Nagios:是一款開源的電腦系統和網絡監視工具,能有效監控Windows、Linux和Unix的主機狀態,交換機路由器等網絡設置,打印機等。尤其有用的是,在系統或服務狀態異常時發出郵件或短信報警第一時間通知網站運維人員,在狀態恢復后發出正常的郵件或短信通知。
我們這次的架構設計:
- 1,Ganglia的優勢在于監控數據的實時性和豐富的圖形化界面,同時對Mobile端支持的很好,但是在出現問題的時候報警提示功能,相對較弱。
- 2,Nagios的優勢在于出現問題和問題恢復時可以提供強大的報警提示功能,但是在實時監控和圖形化展示上功能較弱,對大規模集群支持較差。
- 3,要對數據平臺中支持的Hadoop集群(HDFS、YARN)對資源的使用情況進行監控。
所以我們將3者結合起來,架構如下:
相關版本:Ubuntu 16.04 LTS、Ganglia 3.6.1、Nagios 4.1.1、Hadoop 2.7.3
1,部署Ganglia:
在需要進行Web展示的節點上安裝:
sudo apt-get update
sudo apt install apache2 php libapache2-mod-php
sudo apt-get install rrdtool
sudo apt-get install gmetad ganglia-webfrontend
#過程中出現apache2重啟的對話框,選擇yes即可
在需要被監控的節點上安裝:
sudo apt-get update
sudo apt install php libapache2-mod-php
sudo apt-get install ganglia-monitor
#過程中出現apache2重啟的對話框,選擇yes即可
下述操作過程,在主節點上進行:
#復制 Ganglia webfrontend Apache 配置:
sudo cp /etc/ganglia-webfrontend/apache.conf /etc/apache2/sites-enabled/ganglia.conf
#編輯gmetad配置文件
sudo vi /etc/ganglia/gmetad.conf
#更改數據源 data_source “my cluster” localhost 修改為:
data_source "bigdata cluster" 10 wl1:8649 wl2:8649 wl3:8649
setuid_username "nobody"
gridname "bigdata cluster"
case_sensitive_hostnames 1
all_trusted on
#主節點上執行:
sudo ln -s /usr/share/ganglia-webfrontend/ /var/www/ganglia
下述操作過程,在所有被監控節點上進行:
#編輯gmond配置文件
sudo vi /etc/ganglia/gmond.conf
globals {
daemonize = yes
setuid = yes
user = ganglia
debug_level = 0
max_udp_msg_len = 1472
mute = no
deaf = no
host_dmax = 0 /*secs */
cleanup_threshold = 300 /*secs */
gexec = no
send_metadata_interval = 10
}
/* If a cluster attribute is specified, then all gmond hosts are wrapped inside
* of a <CLUSTER> tag.
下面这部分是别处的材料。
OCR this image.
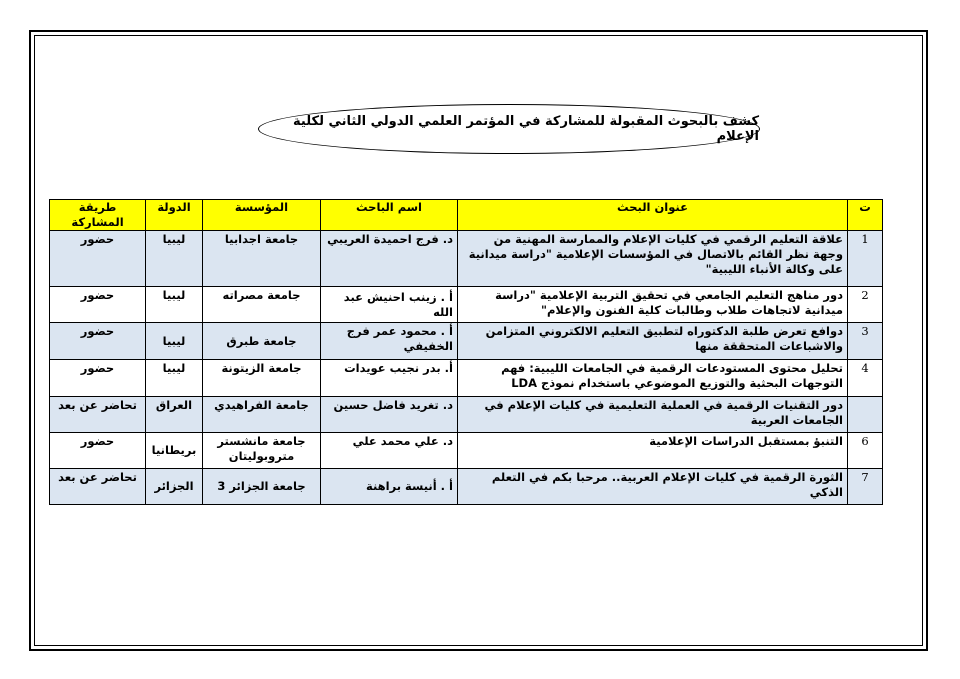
كشف بالبحوث المقبولة للمشاركة في المؤتمر العلمي الدولي الثاني لكلية الإعلام
ت	عنوان البحث	اسم الباحث	المؤسسة	الدولة	طريقة المشاركة
1	علاقة التعليم الرقمي في كليات الإعلام والممارسة المهنية من وجهة نظر القائم بالاتصال في المؤسسات الإعلامية "دراسة ميدانية على وكالة الأنباء الليبية"	د. فرج احميدة العريبي	جامعة اجدابيا	ليبيا	حضور
2	دور مناهج التعليم الجامعي في تحقيق التربية الإعلامية "دراسة ميدانية لاتجاهات طلاب وطالبات كلية الفنون والإعلام"	أ . زينب احنيش عبد الله	جامعة مصراته	ليبيا	حضور
3	دوافع تعرض طلبة الدكتوراه لتطبيق التعليم الالكتروني المتزامن والاشباعات المتحققة منها	أ . محمود عمر فرج الخفيفي	جامعة طبرق	ليبيا	حضور
4	تحليل محتوى المستودعات الرقمية في الجامعات الليبية: فهم التوجهات البحثية والتوزيع الموضوعي باستخدام نموذج LDA	أ. بدر نجيب عويدات	جامعة الزيتونة	ليبيا	حضور
	دور التقنيات الرقمية في العملية التعليمية في كليات الإعلام في الجامعات العربية	د. تغريد فاضل حسين	جامعة الفراهيدي	العراق	تحاضر عن بعد
6	التنبؤ بمستقبل الدراسات الإعلامية	د. علي محمد علي	جامعة مانشستر متروبوليتان	بريطانيا	حضور
7	الثورة الرقمية في كليات الإعلام العربية.. مرحبا بكم في التعلم الذكي	أ . أنيسة براهنة	جامعة الجزائر 3	الجزائر	تحاضر عن بعد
If you do not specify a cluster tag, then all <HOSTS> will
* NOT be wrapped inside of a <CLUSTER> tag. */
cluster {
name = "bigdata cluster"
owner = "ganglia"
latlong = "unspecified"
url = "unspecified"
}
/* The host section describes attributes of the host, like the location */
host {
location = “wl1" #每個節點寫自己的主機名
}
/* Feel free to specify as many udp_send_channels as you like. Gmond
used to only support having a single channel */
udp_send_channel {
#mcast_join = 239.2.11.71
host = wl1 #每個節點都指向gmetad主機
port = 8649
ttl = 1
}
/* You can specify as many udp_recv_channels as you like as well. */
udp_recv_channel {
#mcast_join = 239.2.11.71
port = 8649
#bind = 239.2.11.71
}
/* You can specify as many tcp_accept_channels as you like to share
an xml description of the state of the cluster */
tcp_accept_channel {
port = 8649
}
2,收集Hadoop集群的HDFS、YARN metric源:
下述操作過程,在所有Hadoop集群節點上進行:
#編輯hadoop-metrics2.properties
vi hadoop-2.7.3/etc/hadoop/hadoop-metrics2.properties
#注釋掉所有原來的內容,增加如下內容:
*.sink.ganglia.class=org.apache.hadoop.metrics2.sink.ganglia.GangliaSink31
*.sink.ganglia.period=10
*.sink.ganglia.slope=jvm.metrics.gcCount=zero,jvm.metrics.memHeapUsedM=both
*.sink.ganglia.dmax=jvm.metrics.threadsBlocked=70,jvm.metrics.memHeapUsedM=40
namenode.sink.ganglia.servers=wl1:8649
resourcemanager.sink.ganglia.servers=wl1:8649
datanode.sink.ganglia.servers=wl1:8649
nodemanager.sink.ganglia.servers=wl1:8649
jobhistoryserver.sink.ganglia.servers=wl1:8649
maptask.sink.ganglia.servers=wl1:8649
reducetask.sink.ganglia.servers=wl1:8649
重啟Hadoop集群、重啟gmond、gmetad、gweb:
hadoop-2.7.3/sbin/stop-all.sh
hadoop-2.7.3/sbin/start-all.sh
sudo /etc/init.d/ganglia-monitor restart (所有節點) gmond服務
sudo /etc/init.d/gmetad restart (gmetad節點) gmetad服務
sudo /etc/init.d/apache2 restart (gweb節點) web服務(包含gweb服務)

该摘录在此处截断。